440 North Broad Street
Philadelphia, PA 19130
May 8, 2012
As I have written previously many teachers in Philadelphia are ready and willing to help alleviate financial stress throughout the School District. One particular aspect I focus on is professional development: since teachers are demanded to differentiate our instruction for students, shouldn’t professional development be differentiated for us?
I have attended workshops on using TI calculators, crafting a seven-step lesson plan, engaging youth in discussion-based classes, and more. Yet I am often forced into sessions where I already understand the methods they are describing and my time is unfortunately wasted. Moreover, some of these sessions are run by contracted companies and still do not benefit us as much as they should. This seems like an unfortunate use of money that could be allocated to better programs.
I am a member of a number of teacher support groups, some run by outside organizations and others by teachers themselves, but all focus on one critical message: teachers know what they need to improve their skills.
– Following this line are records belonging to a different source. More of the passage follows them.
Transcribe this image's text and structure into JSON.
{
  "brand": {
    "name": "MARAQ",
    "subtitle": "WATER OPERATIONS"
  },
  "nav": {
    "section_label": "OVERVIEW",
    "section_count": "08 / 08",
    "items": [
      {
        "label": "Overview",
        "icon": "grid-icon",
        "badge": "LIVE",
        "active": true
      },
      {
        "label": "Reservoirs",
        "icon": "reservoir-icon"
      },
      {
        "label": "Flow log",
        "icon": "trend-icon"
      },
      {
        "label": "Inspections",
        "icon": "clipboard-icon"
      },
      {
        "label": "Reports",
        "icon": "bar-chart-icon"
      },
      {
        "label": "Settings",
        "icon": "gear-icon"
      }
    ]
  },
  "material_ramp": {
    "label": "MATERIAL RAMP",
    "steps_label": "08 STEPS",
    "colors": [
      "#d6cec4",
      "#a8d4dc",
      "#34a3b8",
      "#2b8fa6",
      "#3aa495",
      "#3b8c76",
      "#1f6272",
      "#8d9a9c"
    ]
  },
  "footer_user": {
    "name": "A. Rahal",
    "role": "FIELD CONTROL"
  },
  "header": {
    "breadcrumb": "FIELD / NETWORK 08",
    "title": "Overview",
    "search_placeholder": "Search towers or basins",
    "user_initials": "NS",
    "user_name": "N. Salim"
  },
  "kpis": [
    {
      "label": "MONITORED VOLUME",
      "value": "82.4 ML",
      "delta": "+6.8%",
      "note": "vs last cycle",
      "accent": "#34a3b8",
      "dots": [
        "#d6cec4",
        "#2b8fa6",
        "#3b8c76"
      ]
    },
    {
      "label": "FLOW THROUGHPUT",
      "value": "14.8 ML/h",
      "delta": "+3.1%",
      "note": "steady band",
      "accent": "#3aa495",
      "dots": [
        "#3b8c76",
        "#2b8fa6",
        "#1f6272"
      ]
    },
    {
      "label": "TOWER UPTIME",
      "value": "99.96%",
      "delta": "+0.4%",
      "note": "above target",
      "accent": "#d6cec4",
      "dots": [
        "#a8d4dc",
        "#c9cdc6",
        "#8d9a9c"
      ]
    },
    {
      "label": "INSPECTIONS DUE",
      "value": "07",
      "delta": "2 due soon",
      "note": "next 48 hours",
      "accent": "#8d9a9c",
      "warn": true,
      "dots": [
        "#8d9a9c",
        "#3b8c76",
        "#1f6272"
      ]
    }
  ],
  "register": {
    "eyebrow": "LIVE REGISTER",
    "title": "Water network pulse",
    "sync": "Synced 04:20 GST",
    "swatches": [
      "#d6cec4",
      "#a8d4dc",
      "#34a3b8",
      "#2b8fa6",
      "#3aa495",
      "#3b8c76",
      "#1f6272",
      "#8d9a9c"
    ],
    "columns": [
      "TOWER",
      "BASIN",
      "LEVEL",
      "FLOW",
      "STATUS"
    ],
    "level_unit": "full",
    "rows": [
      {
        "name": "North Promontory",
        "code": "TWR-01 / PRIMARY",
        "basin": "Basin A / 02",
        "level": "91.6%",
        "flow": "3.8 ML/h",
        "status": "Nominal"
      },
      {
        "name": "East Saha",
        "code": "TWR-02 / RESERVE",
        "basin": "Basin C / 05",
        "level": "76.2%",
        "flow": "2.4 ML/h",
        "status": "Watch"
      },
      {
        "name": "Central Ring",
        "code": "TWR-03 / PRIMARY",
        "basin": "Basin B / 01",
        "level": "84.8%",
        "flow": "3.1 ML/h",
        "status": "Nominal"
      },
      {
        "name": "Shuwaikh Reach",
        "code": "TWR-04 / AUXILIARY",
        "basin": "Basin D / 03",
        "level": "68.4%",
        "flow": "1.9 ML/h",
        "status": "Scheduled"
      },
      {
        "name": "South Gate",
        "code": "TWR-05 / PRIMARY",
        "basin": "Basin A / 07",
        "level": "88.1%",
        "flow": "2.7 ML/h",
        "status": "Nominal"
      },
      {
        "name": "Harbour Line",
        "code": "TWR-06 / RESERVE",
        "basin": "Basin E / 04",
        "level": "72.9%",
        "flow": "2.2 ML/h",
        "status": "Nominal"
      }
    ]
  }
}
The Math + Science Coalition run by the Philadelphia Education Fund and EdCampPhilly are two examples of opt-in, low-pressure professional development sessions often run by teachers and for teachers.
These models work and run at low cost. If we are facing a $218 million deficit for FY13, why not begin shaving off expenses from outside contracting and maximize use of teacher time by asking us what we need in order to improve. Perhaps we can connect teachers who have certain skills with those who need to develop them and improve our pedagogy while saving money.
It all starts by those in the administration asking one question of us teachers: what do you think you need?